Correlation Between Global X and BMO Growth
Can any of the company-specific risk be diversified away by investing in both Global X and BMO Growth at the same time? Although using a correlation coefficient on its own may not help to predict future stock returns, this module helps to understand the diversifiable risk of combining Global X and BMO Growth into the same portfolio, which is an essential part of the fundamental portfolio management process.
By analyzing existing cross correlation between Global X Balanced and BMO Growth ETF, you can compare the effects of market volatilities on Global X and BMO Growth and check how they will diversify away market risk if combined in the same portfolio for a given time horizon. You can also utilize pair trading strategies of matching a long position in Global X with a short position of BMO Growth. Check out your portfolio center. Please also check ongoing floating volatility patterns of Global X and BMO Growth.
Diversification Opportunities for Global X and BMO Growth
0.98 | Correlation Coefficient |
Almost no diversification
The 3 months correlation between Global and BMO is 0.98. Overlapping area represents the amount of risk that can be diversified away by holding Global X Balanced and BMO Growth ETF in the same portfolio, assuming nothing else is changed. The correlation between historical prices or returns on BMO Growth ETF and Global X is a relative statistical measure of the degree to which these equity instruments tend to move together. The correlation coefficient measures the extent to which returns on Global X Balanced are associated (or correlated) with BMO Growth. Values of the correlation coefficient range from -1 to +1, where. The correlation of zero (0) is possible when the price movement of BMO Growth ETF has no effect on the direction of Global X i.e., Global X and BMO Growth go up and down completely randomly.
Pair Corralation between Global X and BMO Growth
Assuming the 90 days trading horizon Global X is expected to generate 1.13 times less return on investment than BMO Growth. But when comparing it to its historical volatility, Global X Balanced is 1.06 times less risky than BMO Growth. It trades about 0.11 of its potential returns per unit of risk. BMO Growth ETF is currently generating about 0.12 of returns per unit of risk over similar time horizon. If you would invest 3,453 in BMO Growth ETF on October 11, 2024 and sell it today you would earn a total of 1,155 from holding BMO Growth ETF or generate 33.45% return on investment over 90 days.

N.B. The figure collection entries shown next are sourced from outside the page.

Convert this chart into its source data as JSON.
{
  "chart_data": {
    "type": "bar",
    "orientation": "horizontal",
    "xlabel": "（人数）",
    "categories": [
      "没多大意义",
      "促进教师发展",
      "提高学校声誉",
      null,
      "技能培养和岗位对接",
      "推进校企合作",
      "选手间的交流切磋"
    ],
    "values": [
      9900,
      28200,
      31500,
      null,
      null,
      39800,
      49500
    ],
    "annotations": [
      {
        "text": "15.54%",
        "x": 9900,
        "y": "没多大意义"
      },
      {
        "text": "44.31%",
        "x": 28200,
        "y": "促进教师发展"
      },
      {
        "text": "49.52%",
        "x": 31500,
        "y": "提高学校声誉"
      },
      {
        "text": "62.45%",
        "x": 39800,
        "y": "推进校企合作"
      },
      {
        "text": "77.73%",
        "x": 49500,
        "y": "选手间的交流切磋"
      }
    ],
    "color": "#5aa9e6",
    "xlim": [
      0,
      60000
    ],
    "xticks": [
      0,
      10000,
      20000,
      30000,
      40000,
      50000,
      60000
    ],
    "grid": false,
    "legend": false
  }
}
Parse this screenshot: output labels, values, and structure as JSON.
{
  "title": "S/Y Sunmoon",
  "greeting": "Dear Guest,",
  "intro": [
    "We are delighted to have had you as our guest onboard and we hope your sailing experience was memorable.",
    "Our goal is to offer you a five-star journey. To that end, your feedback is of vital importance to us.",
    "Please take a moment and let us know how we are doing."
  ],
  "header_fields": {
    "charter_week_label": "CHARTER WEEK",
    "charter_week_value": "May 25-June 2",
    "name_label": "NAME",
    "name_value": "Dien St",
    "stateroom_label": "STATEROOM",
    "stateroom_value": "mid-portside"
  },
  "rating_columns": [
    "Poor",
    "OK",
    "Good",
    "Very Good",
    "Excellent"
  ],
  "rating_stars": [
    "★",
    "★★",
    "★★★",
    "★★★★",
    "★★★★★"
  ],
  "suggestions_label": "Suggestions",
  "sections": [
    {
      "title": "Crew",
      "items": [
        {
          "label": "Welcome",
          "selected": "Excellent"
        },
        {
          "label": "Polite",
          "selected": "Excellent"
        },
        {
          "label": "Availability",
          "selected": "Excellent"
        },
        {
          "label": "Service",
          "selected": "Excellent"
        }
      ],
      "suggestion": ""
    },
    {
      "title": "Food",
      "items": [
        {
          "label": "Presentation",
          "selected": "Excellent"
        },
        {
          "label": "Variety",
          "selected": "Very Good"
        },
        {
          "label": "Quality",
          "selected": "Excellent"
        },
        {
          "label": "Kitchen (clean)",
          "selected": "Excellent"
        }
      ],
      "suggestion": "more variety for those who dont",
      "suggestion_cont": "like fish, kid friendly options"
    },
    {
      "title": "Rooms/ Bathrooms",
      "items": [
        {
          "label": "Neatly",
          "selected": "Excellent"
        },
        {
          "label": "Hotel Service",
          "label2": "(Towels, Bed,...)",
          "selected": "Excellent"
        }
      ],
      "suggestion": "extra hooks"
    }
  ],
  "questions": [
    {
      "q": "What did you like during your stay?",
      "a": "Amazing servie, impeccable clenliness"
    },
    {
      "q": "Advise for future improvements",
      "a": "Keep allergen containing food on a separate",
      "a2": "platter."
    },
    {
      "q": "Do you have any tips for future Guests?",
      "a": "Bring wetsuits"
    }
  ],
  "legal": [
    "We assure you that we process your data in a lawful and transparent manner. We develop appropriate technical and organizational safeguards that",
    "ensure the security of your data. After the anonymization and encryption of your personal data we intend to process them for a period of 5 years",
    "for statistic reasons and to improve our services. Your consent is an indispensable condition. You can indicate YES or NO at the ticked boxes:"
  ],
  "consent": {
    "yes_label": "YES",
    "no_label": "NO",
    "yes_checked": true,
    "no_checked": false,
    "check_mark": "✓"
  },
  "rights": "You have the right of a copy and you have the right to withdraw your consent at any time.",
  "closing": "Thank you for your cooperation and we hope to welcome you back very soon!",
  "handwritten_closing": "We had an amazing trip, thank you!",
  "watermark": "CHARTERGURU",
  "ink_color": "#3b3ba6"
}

Time Period | 3 Months [change] |
Direction | Moves Together |
Strength | Very Strong |
Accuracy | 100.0% |
Values | Daily Returns |
Global X Balanced vs. BMO Growth ETF
Performance |
Timeline |
Global X Balanced |
BMO Growth ETF |
Global X and BMO Growth Volatility Contrast
Predicted Return Density |
Returns |
Pair Trading with Global X and BMO Growth
The main advantage of trading using opposite Global X and BMO Growth positions is that it hedges away some unsystematic risk. Because of two separate transactions, even if Global X position performs unexpectedly, BMO Growth can make up some of the losses. Pair trading also minimizes risk from directional movements in the market. For example, if an entire industry or sector drops because of unexpected headlines, the short position in BMO Growth will offset losses from the drop in BMO Growth's long position.Global X vs. Vanguard All Equity ETF | Global X vs. Vanguard Balanced Portfolio | Global X vs. iShares Core Growth | Global X vs. Vanguard SP 500 |
BMO Growth vs. Vanguard All Equity ETF | BMO Growth vs. Vanguard Balanced Portfolio | BMO Growth vs. iShares Core Growth | BMO Growth vs. Vanguard SP 500 |
Check out your portfolio center.Note that this page's information should be used as a complementary analysis to find the right mix of equity instruments to add to your existing portfolios or create a brand new portfolio. You can also try the My Watchlist Analysis module to analyze my current watchlist and to refresh optimization strategy. Macroaxis watchlist is based on self-learning algorithm to remember stocks you like.